しかしこんな話をしたところで到底信じてもらえるとは思えない。きっと店長は話し終わった後「でたらめ言うな」と怒ってくるだろう。
これはしかたがないこと、もしも俺が店長の立場なら信じなかっただろう。それに俺だってこれを信じたのはついこの前の話。
「教えてくれてありがとう」
えっ。
「店長俺たちの話信じてくれるんですか?」
「ああ信じるよ」
「何故、俺だったら絶対信じないのに」
「僕は自分で見たことは信じることにしてるんだ。僕は見たんだやつの正体を、だからやつはこの店によく現れる。やつの狙いは僕だったんだ」
「それはどういうことですか?」
「この話は少し長くなるからね。とりあえず近くに僕の住んでるアパートがあるからそこで話をしないか?そこでフォーちゃんの怪我の手当てもしてあげるよ」
正直俺たちはすごく疲れていて早く家に帰りたかったのだが、そのときの店長の顔は何かとても悲しい顔で、断ることが出来ず話だけならということで俺たちは店長の住むアパートに行くことにした。
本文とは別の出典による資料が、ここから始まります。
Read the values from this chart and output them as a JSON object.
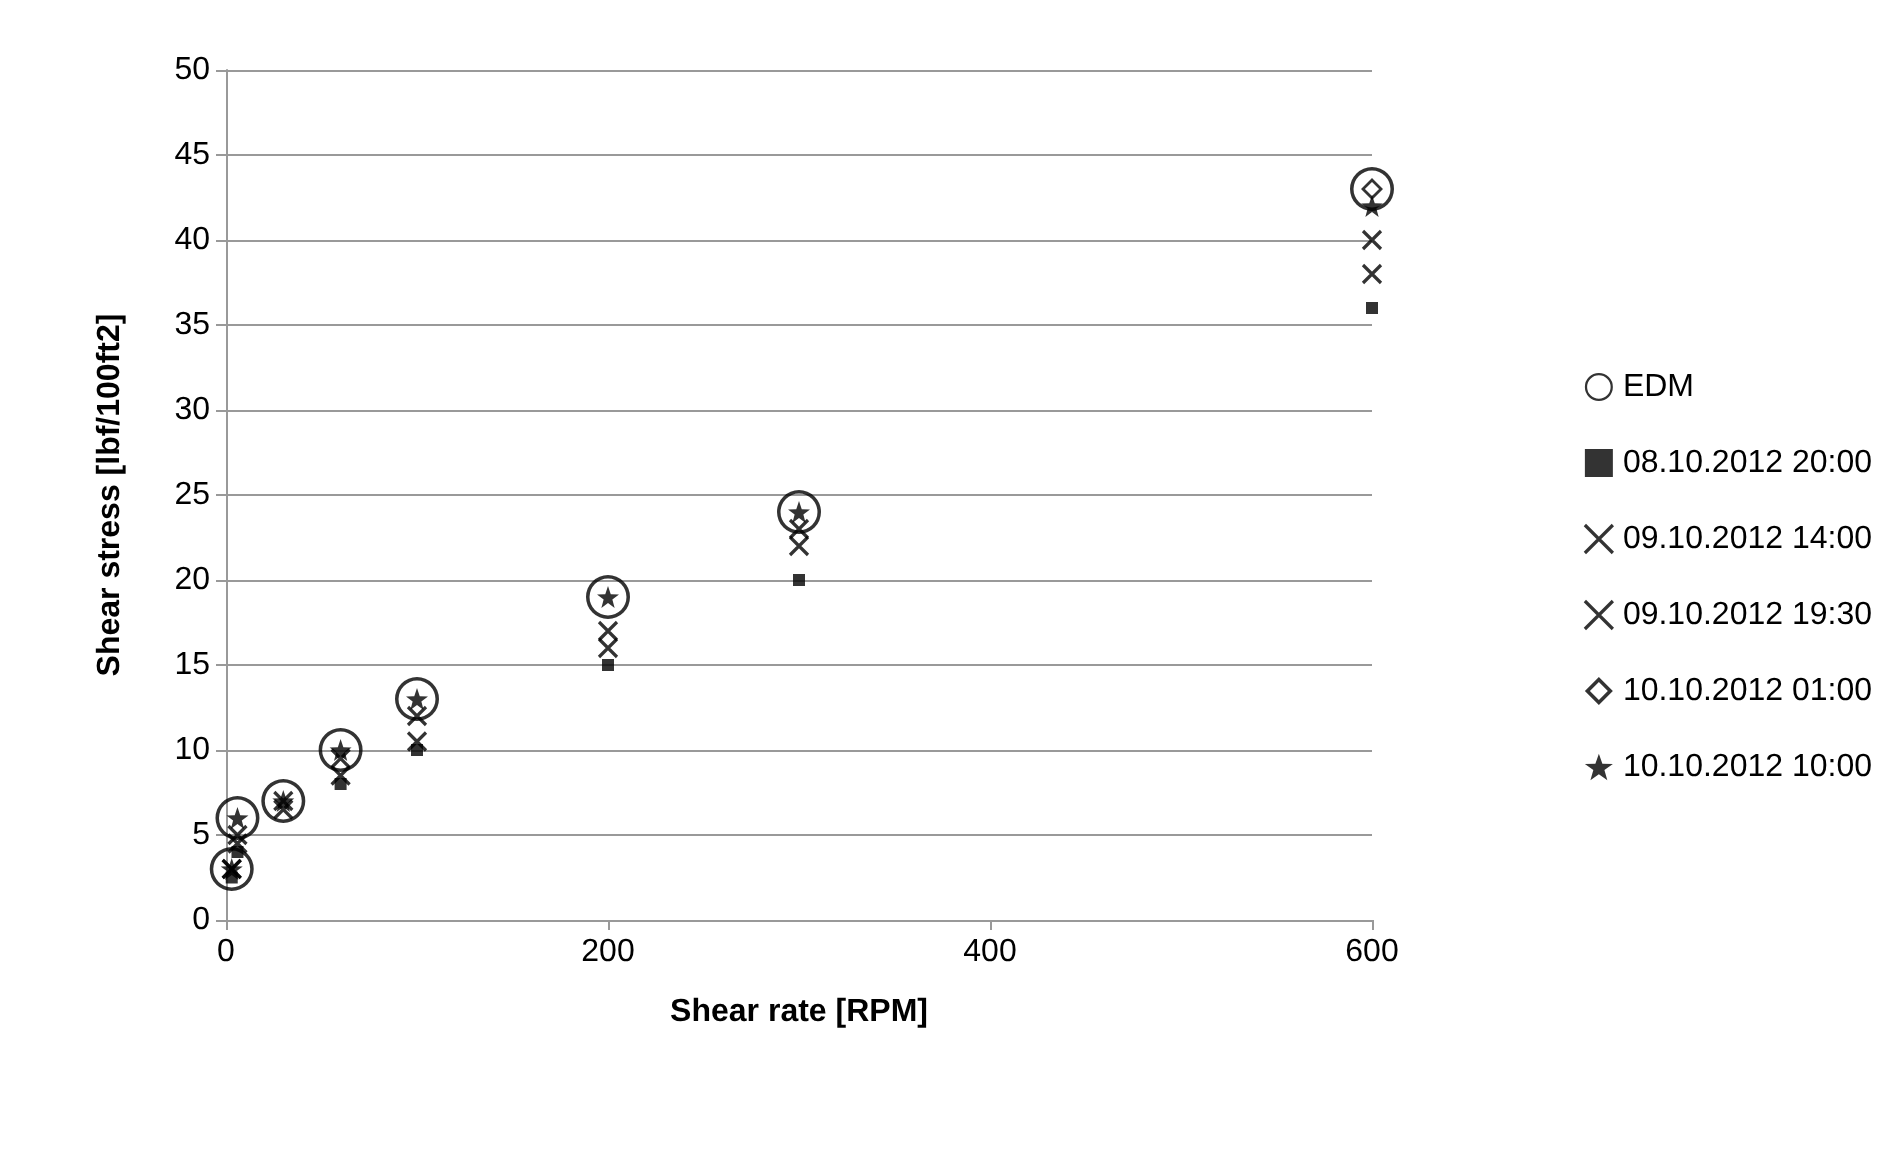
{
  "chart_data": {
    "type": "scatter",
    "xlabel": "Shear rate [RPM]",
    "ylabel": "Shear stress [lbf/100ft2]",
    "x": [
      3,
      6,
      30,
      60,
      100,
      200,
      300,
      600
    ],
    "series": [
      {
        "name": "EDM",
        "color": "#000000",
        "marker": "circle",
        "values": [
          3,
          6,
          7,
          10,
          13,
          19,
          24,
          43
        ]
      },
      {
        "name": "08.10.2012 20:00",
        "color": "#000000",
        "marker": "square",
        "values": [
          2.5,
          4,
          null,
          8,
          10,
          15,
          20,
          36
        ]
      },
      {
        "name": "09.10.2012 14:00",
        "color": "#000000",
        "marker": "cross",
        "values": [
          3,
          4.5,
          6.5,
          8.5,
          10.5,
          16,
          22,
          38
        ]
      },
      {
        "name": "09.10.2012 19:30",
        "color": "#000000",
        "marker": "cross",
        "values": [
          3,
          5,
          7,
          9.5,
          12,
          17,
          23,
          40
        ]
      },
      {
        "name": "10.10.2012 01:00",
        "color": "#000000",
        "marker": "diamond",
        "values": [
          null,
          null,
          null,
          null,
          null,
          null,
          null,
          43
        ]
      },
      {
        "name": "10.10.2012 10:00",
        "color": "#000000",
        "marker": "star",
        "values": [
          3,
          6,
          7,
          10,
          13,
          19,
          24,
          42
        ]
      }
    ],
    "xlim": [
      0,
      600
    ],
    "xticks": [
      0,
      200,
      400,
      600
    ],
    "ylim": [
      0,
      50
    ],
    "yticks": [
      0,
      5,
      10,
      15,
      20,
      25,
      30,
      35,
      40,
      45,
      50
    ],
    "grid": "y",
    "legend": "right"
  }
}
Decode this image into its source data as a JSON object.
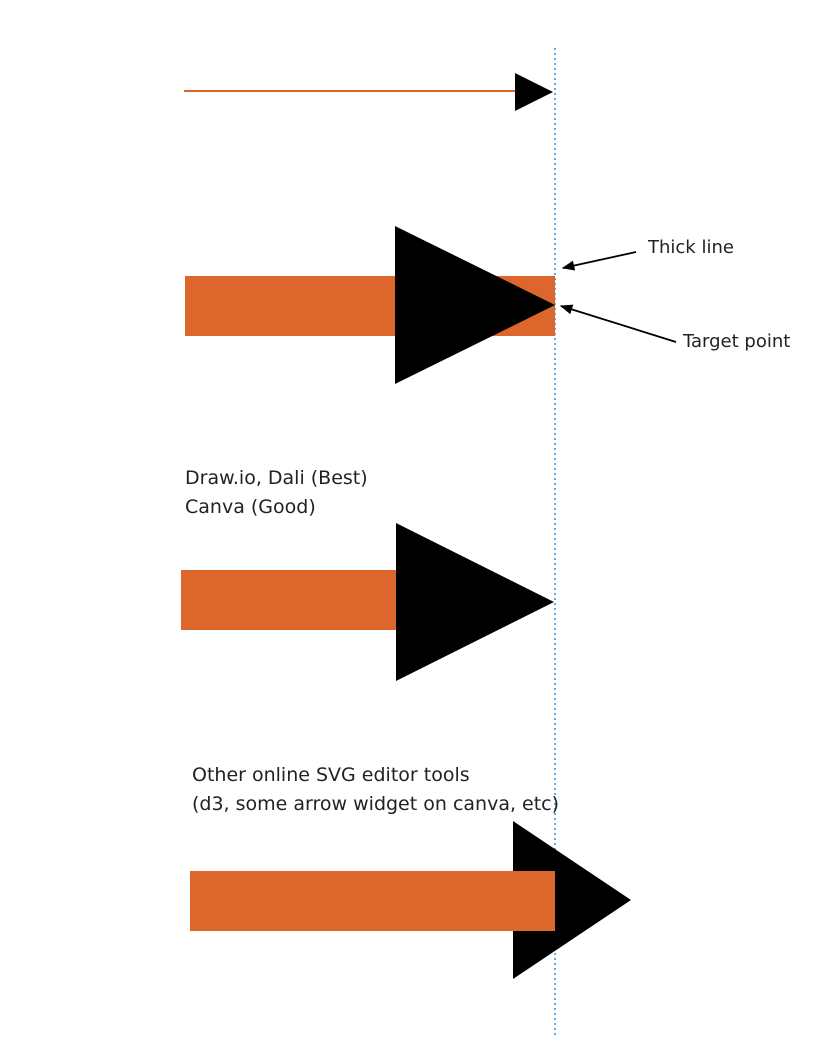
{
  "colors": {
    "shaft": "#dc662b",
    "head": "#000000",
    "guide": "#2f8fd0",
    "text": "#222222",
    "background": "#ffffff"
  },
  "annotations": {
    "thick_line": "Thick line",
    "target_point": "Target point"
  },
  "groups": [
    {
      "id": "thin-arrow",
      "caption_lines": []
    },
    {
      "id": "thick-arrow-naive",
      "caption_lines": []
    },
    {
      "id": "drawio-dali-canva",
      "caption_lines": [
        "Draw.io, Dali (Best)",
        "Canva (Good)"
      ]
    },
    {
      "id": "other-svg-tools",
      "caption_lines": [
        "Other online SVG editor tools",
        "(d3, some arrow widget on canva, etc)"
      ]
    }
  ]
}
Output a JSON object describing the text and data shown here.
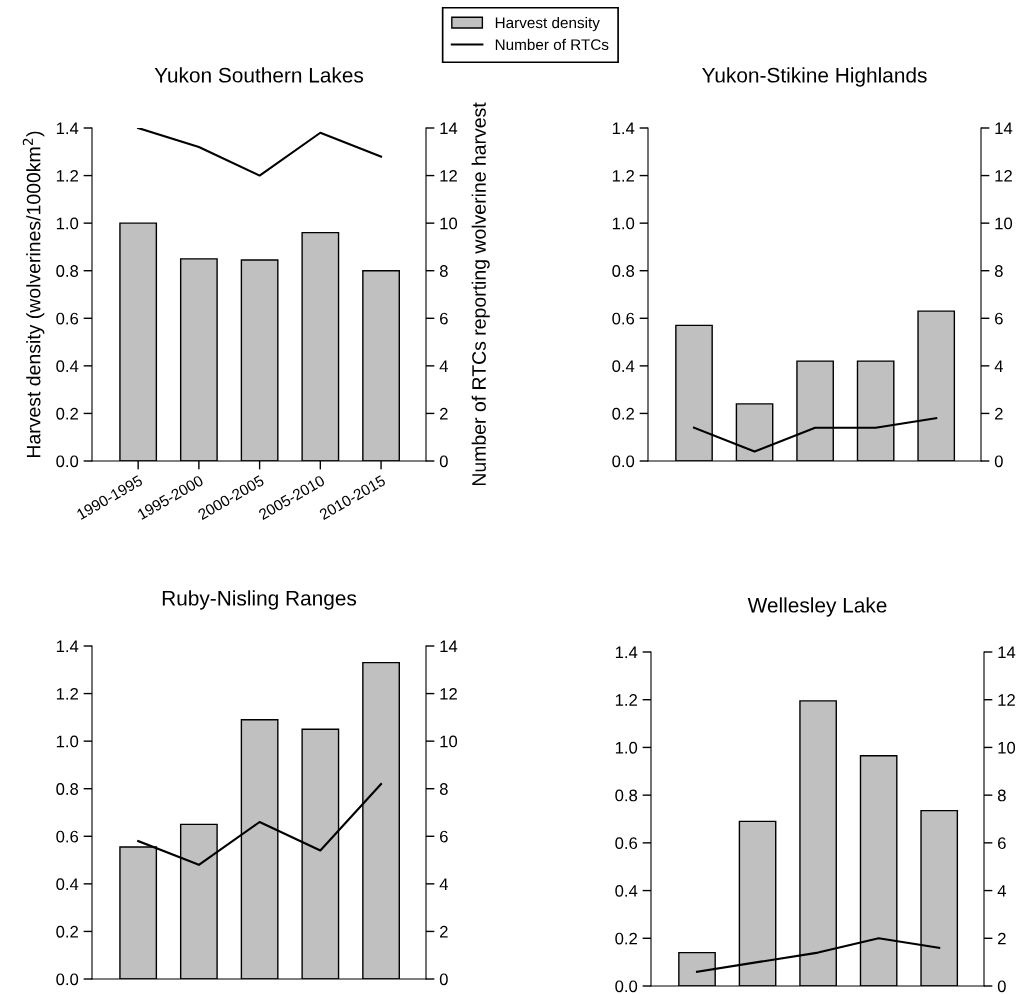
{
  "chart_data": [
    {
      "type": "bar",
      "title": "Yukon Southern Lakes",
      "ylabel": "Harvest density (wolverines/1000km$^{2}$)",
      "y2label": "Number of RTCs reporting wolverine harvest",
      "legend": "top right",
      "categories": [
        "1990-1995",
        "1995-2000",
        "2000-2005",
        "2005-2010",
        "2010-2015"
      ],
      "series": [
        {
          "name": "Harvest density",
          "color": "#c0c0c0",
          "values": [
            1.0,
            0.85,
            0.845,
            0.96,
            0.8
          ]
        },
        {
          "name": "Number of RTCs",
          "type": "line",
          "axis": "y2",
          "color": "#000000",
          "values": [
            14.0,
            13.2,
            12.0,
            13.8,
            12.8
          ]
        }
      ],
      "ylim": [
        0,
        1.4
      ],
      "yticks": [
        {
          "value": 0,
          "label": "0.0"
        },
        {
          "value": 0.2,
          "label": "0.2"
        },
        {
          "value": 0.4,
          "label": "0.4"
        },
        {
          "value": 0.6,
          "label": "0.6"
        },
        {
          "value": 0.8,
          "label": "0.8"
        },
        {
          "value": 1,
          "label": "1.0"
        },
        {
          "value": 1.2,
          "label": "1.2"
        },
        {
          "value": 1.4,
          "label": "1.4"
        }
      ],
      "y2lim": [
        0,
        14
      ],
      "y2ticks": [
        0,
        2,
        4,
        6,
        8,
        10,
        12,
        14
      ]
    },
    {
      "type": "bar",
      "title": "Ruby-Nisling Ranges",
      "categories": [
        null,
        null,
        null,
        null,
        null
      ],
      "series": [
        {
          "color": "#c0c0c0",
          "values": [
            0.555,
            0.65,
            1.09,
            1.05,
            1.33
          ]
        },
        {
          "type": "line",
          "axis": "y2",
          "color": "#000000",
          "values": [
            5.8,
            4.8,
            6.6,
            5.4,
            8.2
          ]
        }
      ],
      "ylim": [
        0,
        1.4
      ],
      "yticks": [
        {
          "value": 0,
          "label": "0.0"
        },
        {
          "value": 0.2,
          "label": "0.2"
        },
        {
          "value": 0.4,
          "label": "0.4"
        },
        {
          "value": 0.6,
          "label": "0.6"
        },
        {
          "value": 0.8,
          "label": "0.8"
        },
        {
          "value": 1,
          "label": "1.0"
        },
        {
          "value": 1.2,
          "label": "1.2"
        },
        {
          "value": 1.4,
          "label": "1.4"
        }
      ],
      "y2lim": [
        0,
        14
      ],
      "y2ticks": [
        0,
        2,
        4,
        6,
        8,
        10,
        12,
        14
      ]
    },
    {
      "type": "bar",
      "title": "Yukon-Stikine Highlands",
      "categories": [
        null,
        null,
        null,
        null,
        null
      ],
      "series": [
        {
          "color": "#c0c0c0",
          "values": [
            0.57,
            0.24,
            0.42,
            0.42,
            0.63
          ]
        },
        {
          "type": "line",
          "axis": "y2",
          "color": "#000000",
          "values": [
            1.4,
            0.4,
            1.4,
            1.4,
            1.8
          ]
        }
      ],
      "ylim": [
        0,
        1.4
      ],
      "yticks": [
        {
          "value": 0,
          "label": "0.0"
        },
        {
          "value": 0.2,
          "label": "0.2"
        },
        {
          "value": 0.4,
          "label": "0.4"
        },
        {
          "value": 0.6,
          "label": "0.6"
        },
        {
          "value": 0.8,
          "label": "0.8"
        },
        {
          "value": 1,
          "label": "1.0"
        },
        {
          "value": 1.2,
          "label": "1.2"
        },
        {
          "value": 1.4,
          "label": "1.4"
        }
      ],
      "y2lim": [
        0,
        14
      ],
      "y2ticks": [
        0,
        2,
        4,
        6,
        8,
        10,
        12,
        14
      ]
    },
    {
      "type": "bar",
      "title": "Wellesley Lake",
      "categories": [
        null,
        null,
        null,
        null,
        null
      ],
      "series": [
        {
          "color": "#c0c0c0",
          "values": [
            0.14,
            0.69,
            1.195,
            0.965,
            0.735
          ]
        },
        {
          "type": "line",
          "axis": "y2",
          "color": "#000000",
          "values": [
            0.6,
            1.0,
            1.4,
            2.0,
            1.6
          ]
        }
      ],
      "ylim": [
        0,
        1.4
      ],
      "yticks": [
        {
          "value": 0,
          "label": "0.0"
        },
        {
          "value": 0.2,
          "label": "0.2"
        },
        {
          "value": 0.4,
          "label": "0.4"
        },
        {
          "value": 0.6,
          "label": "0.6"
        },
        {
          "value": 0.8,
          "label": "0.8"
        },
        {
          "value": 1,
          "label": "1.0"
        },
        {
          "value": 1.2,
          "label": "1.2"
        },
        {
          "value": 1.4,
          "label": "1.4"
        }
      ],
      "y2lim": [
        0,
        14
      ],
      "y2ticks": [
        0,
        2,
        4,
        6,
        8,
        10,
        12,
        14
      ]
    }
  ]
}
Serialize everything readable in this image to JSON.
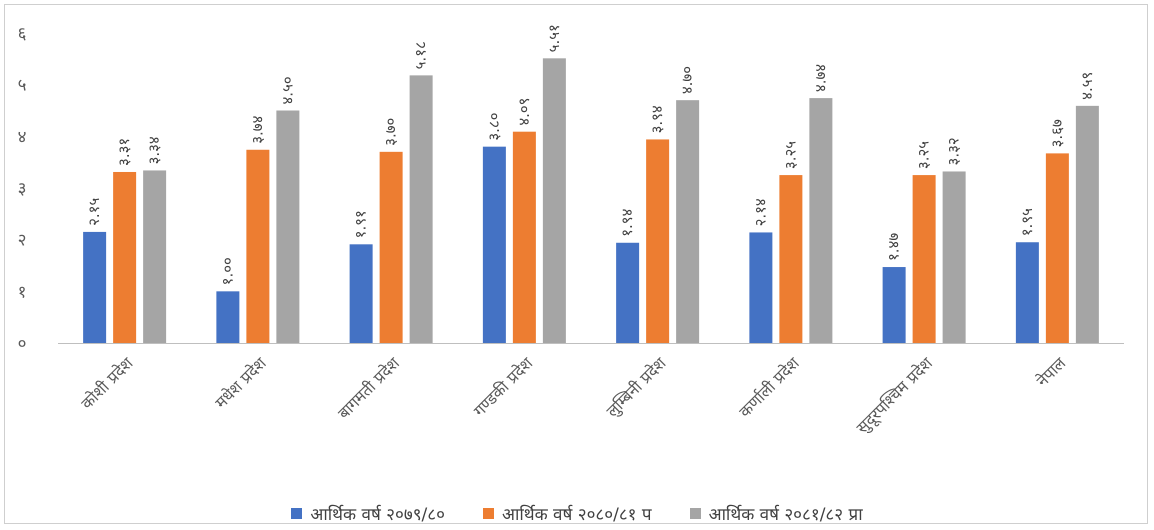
{
  "chart_data": {
    "type": "bar",
    "categories": [
      "कोशी प्रदेश",
      "मधेश प्रदेश",
      "बागमती प्रदेश",
      "गण्डकी प्रदेश",
      "लुम्बिनी प्रदेश",
      "कर्णाली प्रदेश",
      "सुदूरपश्चिम प्रदेश",
      "नेपाल"
    ],
    "series": [
      {
        "name": "आर्थिक वर्ष २०७९/८०",
        "color": "#4472c4",
        "values": [
          2.15,
          1.0,
          1.91,
          3.8,
          1.94,
          2.14,
          1.47,
          1.95
        ],
        "labels": [
          "२.१५",
          "१.००",
          "१.९१",
          "३.८०",
          "१.९४",
          "२.१४",
          "१.४७",
          "१.९५"
        ]
      },
      {
        "name": "आर्थिक वर्ष २०८०/८१ प",
        "color": "#ed7d31",
        "values": [
          3.31,
          3.74,
          3.7,
          4.09,
          3.94,
          3.25,
          3.25,
          3.67
        ],
        "labels": [
          "३.३१",
          "३.७४",
          "३.७०",
          "४.०९",
          "३.९४",
          "३.२५",
          "३.२५",
          "३.६७"
        ]
      },
      {
        "name": "आर्थिक वर्ष २०८१/८२ प्रा",
        "color": "#a5a5a5",
        "values": [
          3.34,
          4.5,
          5.18,
          5.51,
          4.7,
          4.74,
          3.32,
          4.59
        ],
        "labels": [
          "३.३४",
          "४.५०",
          "५.१८",
          "५.५१",
          "४.७०",
          "४.७४",
          "३.३२",
          "४.५९"
        ]
      }
    ],
    "ylim": [
      0,
      6
    ],
    "yticks": [
      "०",
      "१",
      "२",
      "३",
      "४",
      "५",
      "६"
    ],
    "grid": false,
    "legend_position": "bottom",
    "title": "",
    "xlabel": "",
    "ylabel": ""
  }
}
アパートははコンビニから50メートルくらい行ったところで本当に近かった。
こんなことを思うのは悪いのだが、店長の住むアパートはむちゃくちゃボロいアパートだった。それこそ地震なんかが来たら真っ先に壊れてしまいそうなほど。
店長の部屋は一階の一番奥だった。
ふと気がつくと背負っていたフォーはもうぐっすり寝てしまっていた。
どうやら話は店長と俺の二人きりですることになりそうだ。
「失礼しま〜す」
ドアを開ける。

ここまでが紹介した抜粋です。